あのね…ひめちゃん……
「今日も部長に褒められた~♡」
部活の終わり、一緒に下校する織姫が、ウキウキの上機嫌でそんな風に言ってた。だけど私の気持ちは沈んでいく。彼女が楽しそうにすればするほど……
すると彼女は私の顔を覗き込んできて、
「あっちゃん、どうしたの?」
って…
その距離が近くて、私はカアッと顔が熱くなるのを感じた。彼女の柔らかそうな唇が目の前にあって、胸がどきどきした。
「なな、なんでもないよ…! 大丈夫!」
慌ててそう言って、手と首を振って後ずさった。
「え~? なんか怪しいなあ…?」
そんな風に言いながらも、彼女の目はとても優しかった。口ではツッコむような言い方をしてても、私を気遣ってくれてるのが分かってしまった。
それに気付いた瞬間、ズキンって痛みが体を奔り抜けた。
痛い…痛い…胸が、痛いよ……
どうしてそんなに優しいの? 織姫ぇ……
痛みと一緒に何か大きな塊みたいのが胸に込み上げてきて、私はもう、抑えることができなかった。
ボロボロと涙がこぼれても、とめることもできない。
ああ…ああ…イヤだぁ……抑えきれないよぉ……
「え!? あ、ごめん! しつこくしすぎた!? ごめんね!」
やめてよ織姫…そんなに優しくしないで……でないと、私…私……
ダメだった。抑えておくことができなかった……
「違うの…そうじゃないの……私の方こそごめんね…ごめんね…ひめちゃん……」
本当は黙っておくつもりだった。私と部長が付き合ってることにして、部長が織姫の気持ちに応えさえしなかったらそれでよかった筈だった。そして彼女が部長のことを諦めて他の、<安全パイ>な人に気持ちが移ったら、大丈夫だって確認できたらそのままフェードアウトするつもりだった。
だって、私が他の人と付き合ってるなんてこと自体、織姫には知られたくなかったから。部長にも、『恥ずかしいからしばらく他の人には内緒にしててください』ってお願いしてたから。
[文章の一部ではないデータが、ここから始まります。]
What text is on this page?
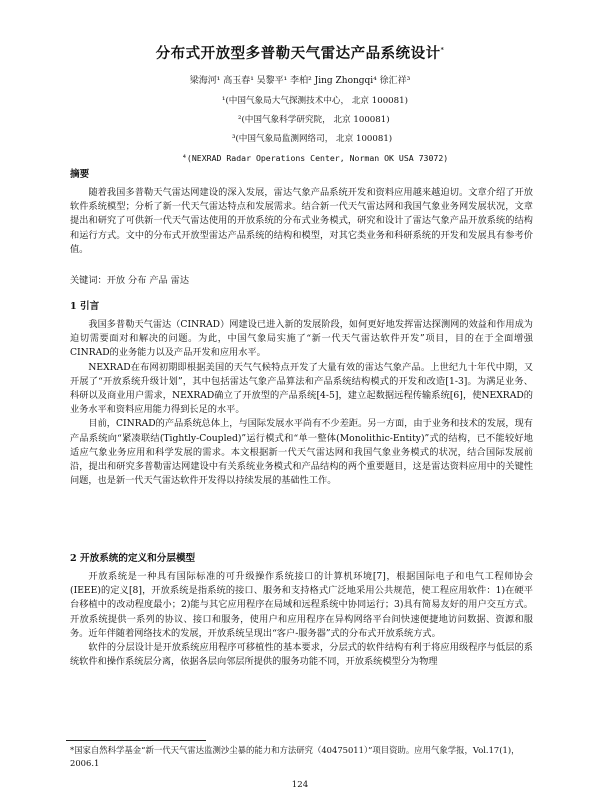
分布式开放型多普勒天气雷达产品系统设计*
梁海河¹ 高玉春¹ 吴黎平¹ 李柏² Jing Zhongqi⁴ 徐汇祥³
¹(中国气象局大气探测技术中心， 北京 100081)
²(中国气象科学研究院， 北京 100081)
³(中国气象局监测网络司， 北京 100081)
⁴(NEXRAD Radar Operations Center, Norman OK USA 73072)
摘要

随着我国多普勒天气雷达网建设的深入发展，雷达气象产品系统开发和资料应用越来越迫切。文章介绍了开放软件系统模型；分析了新一代天气雷达特点和发展需求。结合新一代天气雷达网和我国气象业务网发展状况，文章提出和研究了可供新一代天气雷达使用的开放系统的分布式业务模式，研究和设计了雷达气象产品开放系统的结构和运行方式。文中的分布式开放型雷达产品系统的结构和模型，对其它类业务和科研系统的开发和发展具有参考价值。

关键词：开放 分布 产品 雷达
1 引言

我国多普勒天气雷达（CINRAD）网建设已进入新的发展阶段，如何更好地发挥雷达探测网的效益和作用成为迫切需要面对和解决的问题。为此，中国气象局实施了“新一代天气雷达软件开发”项目，目的在于全面增强CINRAD的业务能力以及产品开发和应用水平。

NEXRAD在布网初期即根据美国的天气气候特点开发了大量有效的雷达气象产品。上世纪九十年代中期，又开展了“开放系统升级计划”，其中包括雷达气象产品算法和产品系统结构模式的开发和改造[1-3]。为满足业务、科研以及商业用户需求，NEXRAD确立了开放型的产品系统[4-5]，建立起数据远程传输系统[6]，使NEXRAD的业务水平和资料应用能力得到长足的水平。

目前，CINRAD的产品系统总体上，与国际发展水平尚有不少差距。另一方面，由于业务和技术的发展，现有产品系统向“紧凑联结(Tightly-Coupled)”运行模式和“单一整体(Monolithic-Entity)”式的结构，已不能较好地适应气象业务应用和科学发展的需求。本文根据新一代天气雷达网和我国气象业务模式的状况，结合国际发展前沿，提出和研究多普勒雷达网建设中有关系统业务模式和产品结构的两个重要题目，这是雷达资料应用中的关键性问题，也是新一代天气雷达软件开发得以持续发展的基础性工作。

2 开放系统的定义和分层模型

开放系统是一种具有国际标准的可升级操作系统接口的计算机环境[7]，根据国际电子和电气工程师协会(IEEE)的定义[8]，开放系统是指系统的接口、服务和支持格式广泛地采用公共规范，使工程应用软件：1)在硬平台移植中的改动程度最小；2)能与其它应用程序在局域和远程系统中协同运行；3)具有简易友好的用户交互方式。开放系统提供一系列的协议、接口和服务，使用户和应用程序在异构网络平台间快速便捷地访问数据、资源和服务。近年伴随着网络技术的发展，开放系统呈现出“客户-服务器”式的分布式开放系统方式。

软件的分层设计是开放系统应用程序可移植性的基本要求，分层式的软件结构有利于将应用级程序与低层的系统软件和操作系统层分离，依据各层向邻层所提供的服务功能不同，开放系统模型分为物理

*国家自然科学基金“新一代天气雷达监测沙尘暴的能力和方法研究（40475011）”项目资助。应用气象学报，Vol.17(1)，2006.1
124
部長はちゃんとそれを守って、誰にも言わないでくれた。でも、私と付き合ってるからっていうことで織姫の気持ちにも応えないようにしてくれてた。
それなのに、私は……
「ごめんね、あっちゃん。私、空気読めないとこあるから、自分でも気付かないできついこと言っちゃったりしてるよね。だからさ、そういう時はちゃんと言ってね。次からは気を付けるからさ」
近くの公園のベンチに座って、彼女は穏やかにそう言ってくれた。あたたかくて、柔らかくて、包み込むような言葉だった。織姫そのものって言葉だった。